Heroin is an extremely dangerous substance that is a big part of the opioid epidemic that is currently ravaging America. According to the Centers for Disease Control and Prevention (CDC), in the past decade, heroin abuse has more than doubled among young adults aged 18 to 25 years old.

The alarming growth rate of heroin use has brought with it even more troublesome side effects: more and more people are overdosing and dying. The CDC also reports that overdose deaths related to heroin have more than quadrupled since 2010. The death rate increased by 20.6 percent from 2014 to 2015 alone.

Hopefully, these stats show what a truly dangerous drug heroin is and will inspire those currently using to quit. However, the process of kicking a heroin addiction is complicated and takes some time. Heroin is NOT a substance that you can quit overnight, especially if you have been a long-time user.

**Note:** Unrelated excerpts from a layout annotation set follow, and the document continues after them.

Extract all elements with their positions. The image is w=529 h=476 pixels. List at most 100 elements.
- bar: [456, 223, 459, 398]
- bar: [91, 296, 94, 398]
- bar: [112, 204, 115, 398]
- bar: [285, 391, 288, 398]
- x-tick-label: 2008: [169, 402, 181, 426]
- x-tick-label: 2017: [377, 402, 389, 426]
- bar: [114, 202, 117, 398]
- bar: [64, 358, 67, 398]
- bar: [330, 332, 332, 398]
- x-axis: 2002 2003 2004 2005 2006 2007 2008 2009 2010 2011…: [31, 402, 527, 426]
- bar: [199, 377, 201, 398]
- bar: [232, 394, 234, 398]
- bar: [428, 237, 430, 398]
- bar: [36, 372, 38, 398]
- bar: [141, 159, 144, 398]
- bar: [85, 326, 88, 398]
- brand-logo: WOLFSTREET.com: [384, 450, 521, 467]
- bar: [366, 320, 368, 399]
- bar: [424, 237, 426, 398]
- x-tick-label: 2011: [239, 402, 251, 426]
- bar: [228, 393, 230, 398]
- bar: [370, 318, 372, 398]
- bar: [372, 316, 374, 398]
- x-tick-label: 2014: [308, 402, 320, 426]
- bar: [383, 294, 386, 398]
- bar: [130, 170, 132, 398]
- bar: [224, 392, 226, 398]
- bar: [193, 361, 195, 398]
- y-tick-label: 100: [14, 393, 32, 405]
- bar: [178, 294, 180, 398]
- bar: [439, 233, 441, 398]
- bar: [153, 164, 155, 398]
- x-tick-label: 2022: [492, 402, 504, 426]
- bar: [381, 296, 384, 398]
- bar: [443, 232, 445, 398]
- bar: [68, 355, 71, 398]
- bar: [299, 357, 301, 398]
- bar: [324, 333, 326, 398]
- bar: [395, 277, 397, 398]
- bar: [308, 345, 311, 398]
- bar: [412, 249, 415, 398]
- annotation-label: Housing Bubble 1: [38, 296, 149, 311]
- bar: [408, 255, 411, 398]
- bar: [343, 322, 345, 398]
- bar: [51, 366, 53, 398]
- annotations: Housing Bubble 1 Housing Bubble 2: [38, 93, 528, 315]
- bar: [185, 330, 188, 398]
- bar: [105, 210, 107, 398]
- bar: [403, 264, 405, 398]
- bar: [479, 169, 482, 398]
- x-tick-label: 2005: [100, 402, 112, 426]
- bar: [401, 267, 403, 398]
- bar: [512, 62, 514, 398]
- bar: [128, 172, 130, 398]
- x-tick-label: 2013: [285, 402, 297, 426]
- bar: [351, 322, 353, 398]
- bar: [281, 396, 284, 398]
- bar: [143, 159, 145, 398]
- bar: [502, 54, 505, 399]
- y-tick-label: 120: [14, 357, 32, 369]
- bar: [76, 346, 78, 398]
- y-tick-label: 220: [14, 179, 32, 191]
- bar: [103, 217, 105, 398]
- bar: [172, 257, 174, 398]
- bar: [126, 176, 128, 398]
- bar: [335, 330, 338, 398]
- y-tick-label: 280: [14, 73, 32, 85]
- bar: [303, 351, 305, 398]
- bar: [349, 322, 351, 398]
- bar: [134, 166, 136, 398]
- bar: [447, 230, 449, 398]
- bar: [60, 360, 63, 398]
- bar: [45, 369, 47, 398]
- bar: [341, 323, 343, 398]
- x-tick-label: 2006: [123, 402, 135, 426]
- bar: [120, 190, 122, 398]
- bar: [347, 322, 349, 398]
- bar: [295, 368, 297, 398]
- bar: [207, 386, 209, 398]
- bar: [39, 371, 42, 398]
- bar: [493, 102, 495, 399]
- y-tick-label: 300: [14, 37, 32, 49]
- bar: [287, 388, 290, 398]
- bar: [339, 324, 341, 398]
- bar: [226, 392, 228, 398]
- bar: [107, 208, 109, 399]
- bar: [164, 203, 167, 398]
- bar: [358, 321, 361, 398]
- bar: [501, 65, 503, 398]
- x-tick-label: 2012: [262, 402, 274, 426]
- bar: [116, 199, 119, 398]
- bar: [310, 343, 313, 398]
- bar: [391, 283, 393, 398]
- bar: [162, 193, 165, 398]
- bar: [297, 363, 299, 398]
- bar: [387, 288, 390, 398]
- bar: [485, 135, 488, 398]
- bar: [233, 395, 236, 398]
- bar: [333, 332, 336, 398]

Those who try to quit heroin cold turkey put themselves at a high risk for some serious health concerns, as well as an elevated potential to relapse, overdose, and die. In order to safely stop using heroin, you will need to enter a professional detox facility, and taper off of the drug under close supervision. Depending on your level of abuse and addiction, this can be a very uncomfortable and trying time that will require some professional help.

While everyone’s long-term recovery experience will be different, there is a general heroin detox timeline that you can expect to follow. No matter what, this process begins with a person developing an addiction to heroin, so let’s start with how that happens.

Heroin Addiction

A synthetic opioid that comes from morphine, heroin is usually found in white powder form, although it can sometimes be yellow, brown, or black, given its content, purity, and whether or not it is mixed with any other substances. The powder can be “cooked” and injected, or smoked and even snorted. Regardless of how it is taken, heroin produces a profound effect on the user’s brain and acts quickly, producing euphoric effects.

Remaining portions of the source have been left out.